Design professionals and contractors have very different temperaments. Generally, the contractor is willing to take on more business risk; the uncertainties of the construction process foist more risk on the constructor. Constructors generally have higher profit margins. Design firms on the other hand are service providers; generally there is lower risk as a service provider and lower profit margins. With owners increasingly relying on design-build as a procurement process, design firms (especially larger firms) are increasingly looking at assuming responsibility for construction as well as design. Taking responsibility for construction is not for the faint of heart. Owners want constructors to furnish performance and payment bonds in the event that the constructor is unable to complete the job. A surety will issue the bond; if the constructor fails then the surety will step in and complete the job. One of the key challenges that design firms have is their weak bonding capacity. Sureties look at the following indicators when evaluating firms who want to establish a surety line.

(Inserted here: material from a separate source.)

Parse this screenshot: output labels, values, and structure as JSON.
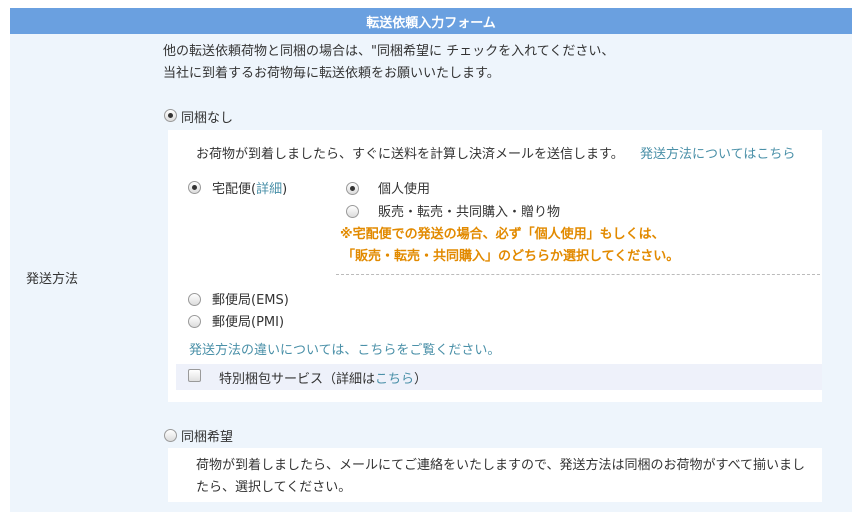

- Profitability – A firm that is losing money is a red flag to a surety. Controlling overhead costs and decreasing bonuses are two ways that a firm can improve profitability.
- Net worth and working capital – Sureties look closely at a firms net worth. If the firm fails to complete its obligations, the surety will try to recover its outlay from the firm’s assets as much as possible. Aged receivables and inventory are discounted as assets because it is unlikely that the surety can use these assets if the firm were to go under.
- Cash flow – Most constructors fail because of poor cash flow. A history of good cash flow management shows that you have an excellent handle on the finances of your business.
These are just some of the important metrics that a surety will look at to determine whether or not they are willing to issue a bond.